Berdasarkan latar belakang yang telah diuraikan di atas penulis mengambil judul penelitian
yaitu PENGELOLAAN LIMBAH CAIR DI KAWASAN INDUSTRI BATIK
PEKALONGAN MENGGUNAKAN METODE ELEKTROLISIS DENGAN ANODA DAN
KATODA.

TUJUAN

Secara umum penelitian ini bertujuan untuk melakukan pengelolaan limbah industri yang
lebih mudah, murah dan efisien untuk dioperasikam sehingga tidak mencemari lingkungan
sekitar industri yang terkena dampaknya.

Tujuan khusus dari penelitian ini adalah untuk :

1. Mengidentifikasi pengelolaan limbah cair di industri batik pekalongan


2. Mengetahui kualitas air sungai yang merupakan buangan limbah industri batik
pekalongan
3. Mengetahui efektivitas pengelolaan limbah cair dengan metode elektrolisis dengan
anoda dan katoda platinum.
KERANGKA TEORI

Sungai kotor => Pencemaran lingkungan => limbah industri => kurangnya sistem
pengelolaan limbah => metode elektrolisis dengan anoda dan katoda platinum.

Metode Penelitian
Penemuan baru dalam mengolah limbah batik dengan menggunakan metode elektrolisis dapat
dilihat pada Gambar 2 dan Gambar 3.

Gambar 2. Rangkaian alat yang digunakan untuk mengolah limbah batik


Gambar 3. Rangkaian alat yang digunakan untuk mengolah limbah batik di
laboratorium

Cara Kerja Alat


1. Limbah batik dimasukkan dalam bak elektrolisis, kemudian ditambah 0,25 kg untuk
setiap 100 L limbah batik, kemudian dimasukkan elektroda, katoda dan anoda
masing-masing berbahan platinum dan dilengkapi dengan pengaduk.
2. Kedua elektroda dihubungkan dengan sumber arus DC melalui voltmeter dengan
potensial maksimum 5 Volt.
3. Elektrolisis limbah batik dijalankan dengan memasukkan potensial sebesar 5 V dan
elektrolisis dihentikan jika larutan sudah menjadi jernih.
4. Hasil elektrolisis limbah batik merupakan limbah yang berwarna jernih, kemudian
dianalisis dengan menggunakan spektrofotometer UV-Vis, COD dan logam berat
dengan AAS.
Hasil Uji Coba Alat
a.

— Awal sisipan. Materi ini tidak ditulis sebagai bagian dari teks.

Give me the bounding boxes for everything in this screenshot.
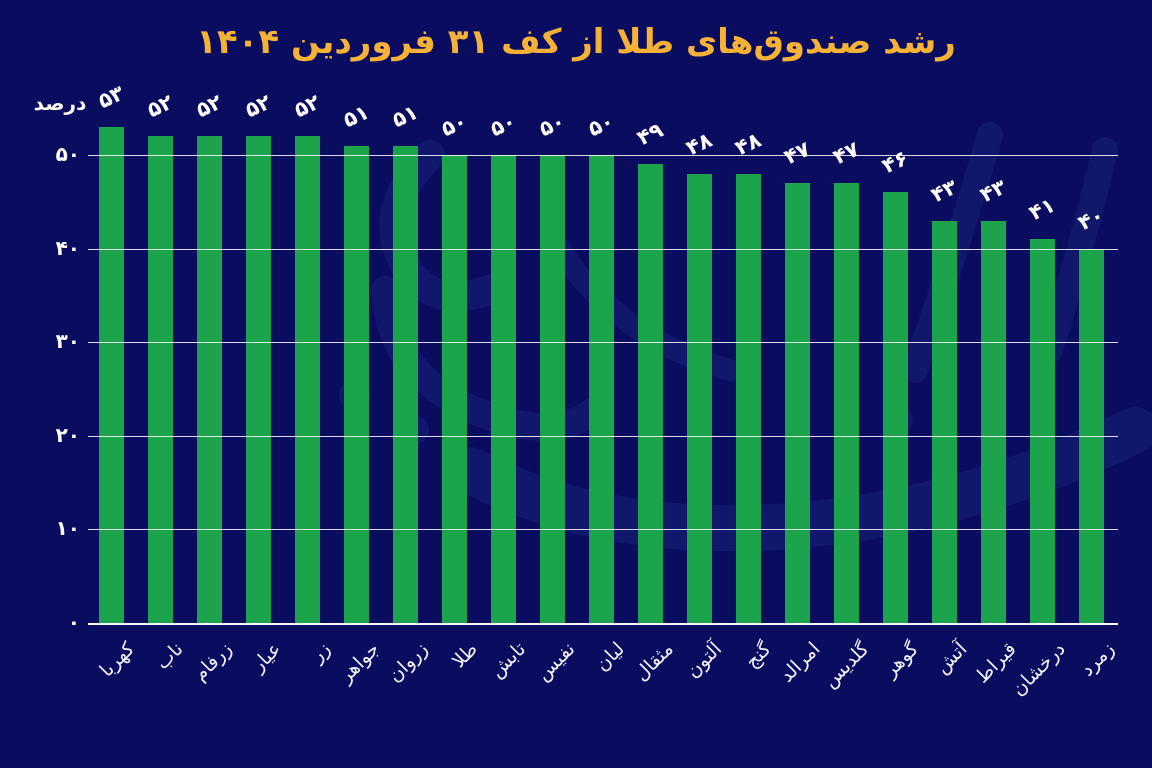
gridline-20	[88, 435, 1118, 437]
x-axis-category-label: زرفام	[189, 638, 237, 686]
bar-value-label: ۴۸	[731, 127, 765, 160]
bar	[686, 173, 712, 623]
bar	[539, 155, 565, 623]
bar-value-label: ۴۷	[780, 136, 814, 170]
x-axis-category-label: گوهر	[879, 638, 923, 682]
bar-value-label: ۴۳	[927, 174, 961, 207]
bar-value-label: ۵۰	[486, 108, 520, 142]
x-axis-category-label: آتش	[931, 638, 972, 679]
bar-value-label: ۵۲	[143, 90, 177, 123]
y-axis-tick-label: ۴۰	[55, 235, 80, 260]
x-axis-category-label: عیار	[247, 638, 286, 677]
x-axis-category-label: ناب	[151, 638, 188, 675]
bar	[735, 173, 761, 623]
chart-title: رشد صندوق‌های طلا از کف ۳۱ فروردین ۱۴۰۴	[196, 22, 956, 62]
bar	[1078, 248, 1104, 623]
bar-value-label: ۵۲	[290, 90, 324, 123]
bar	[931, 220, 957, 623]
bar-value-label: ۵۳	[94, 80, 128, 114]
bar-value-label: ۵۱	[339, 99, 373, 132]
gridline-10	[88, 529, 1118, 531]
gridline-50	[88, 155, 1118, 156]
bar	[980, 220, 1006, 623]
x-axis-category-label: مثقال	[630, 638, 678, 686]
bar-value-label: ۴۹	[633, 118, 667, 151]
bar	[784, 183, 810, 623]
bar	[637, 164, 663, 623]
bar-value-label: ۵۰	[584, 108, 618, 142]
bar-value-label: ۴۰	[1074, 202, 1108, 235]
x-axis-category-label: گلدیس	[819, 638, 874, 693]
bar	[147, 136, 173, 623]
bar-value-label: ۴۱	[1025, 192, 1059, 226]
bar	[1029, 239, 1055, 623]
bar-value-label: ۵۰	[437, 108, 471, 142]
gridline-40	[88, 248, 1118, 250]
y-axis-unit-label: درصد	[33, 91, 87, 115]
bar	[882, 192, 908, 623]
x-axis-category-label: زروان	[383, 638, 433, 687]
bar-value-label: ۵۱	[388, 99, 422, 132]
bar	[441, 155, 467, 623]
bar-value-label: ۴۳	[976, 174, 1010, 207]
bar	[392, 145, 418, 623]
y-axis-tick-label: ۱۰	[55, 516, 80, 541]
x-axis-category-label: لیان	[590, 638, 629, 676]
bar-value-label: ۵۰	[535, 108, 569, 142]
x-axis-category-label: گنج	[740, 638, 776, 673]
gridline-30	[88, 342, 1118, 344]
bar	[98, 126, 124, 623]
bar-value-label: ۴۶	[878, 146, 912, 179]
bar	[490, 155, 516, 623]
x-axis-category-label: طلا	[447, 638, 482, 673]
x-axis-category-label: آلتون	[682, 638, 727, 683]
bar	[245, 136, 271, 623]
x-axis-category-label: تابش	[486, 638, 531, 683]
y-axis-tick-label: ۰	[67, 610, 80, 634]
y-axis-tick-label: ۳۰	[55, 329, 80, 354]
y-axis-tick-label: ۲۰	[55, 422, 80, 447]
x-axis-baseline	[88, 623, 1118, 625]
y-axis-tick-label: ۵۰	[55, 142, 80, 166]
bar	[833, 183, 859, 623]
x-axis-category-label: زمرد	[1075, 638, 1119, 681]
bar	[294, 136, 320, 623]
bar	[343, 145, 369, 623]
bar-value-label: ۵۲	[192, 90, 226, 123]
bar-value-label: ۴۸	[682, 127, 716, 160]
x-axis-category-label: زر	[306, 638, 335, 667]
bar	[588, 155, 614, 623]
x-axis-category-label: امرالد	[775, 638, 825, 687]
x-axis-category-label: درخشان	[1007, 638, 1070, 701]
x-axis-category-label: کهربا	[95, 638, 139, 682]
bar	[196, 136, 222, 623]
x-axis-category-label: جواهر	[334, 638, 384, 688]
x-axis-category-label: نفیس	[532, 638, 580, 686]
bar-value-label: ۴۷	[829, 136, 863, 170]
bar-value-label: ۵۲	[241, 90, 275, 123]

Hasil analisis limbah batik setelah dielektrolisis dengan spektrofotometer UV-
Vis

Gambar 2. Hasil analisis dengan spektrofotometer UV-Vis


Berdasarkan gambar di atas limbah batik yang semual berwarna biru (warna hitam) setelah
diolah dengan elektrolisis berubah menjadi jernih (warna merah)
b. Hasil analisis COD dan analisis logam berat dengan AAS
Hasil analisis komponen komponen limbah disesuaikan dengan baku mutu limbah cair
berdasarkan PP No 20 tahun 1990 ditunjukkan dalam tabel sebagai berikut:

Berdasarkan hasil analisis limbah batik setelah diolah dengan teknik elektrolisis
menghasilkan larutan jernih dan setelah dianalisis sangat aman untuk digunakan sebagai air
minum, air keperluan rumah tangga, industri dan pertanian. Air yang telah diolah dapat
langsung dibuang ke lingkungan.
Kesimpulan
Penemuan teknik elektrolisis untuk mengolah limbah batik selama ini belum pernah
dilakukan oleh peneliti atau penemu lain. Teknik pengolahan limbah batik dengan elektrolisis
merupakan teknik yang lebih mudah, murah dan efisien dan mudah untuk dioperasikan, tidak
memerlukan keahlian tinggi dan sederhana. Teknik ini tidak menghasilkan limbah baru
sehingga aman untuk lingkungan. Teknik ini juga tidak memerlukan dana yang tinggi karena
hanya memerlukan arus listrik yang rendah dan garam dapur yang murah.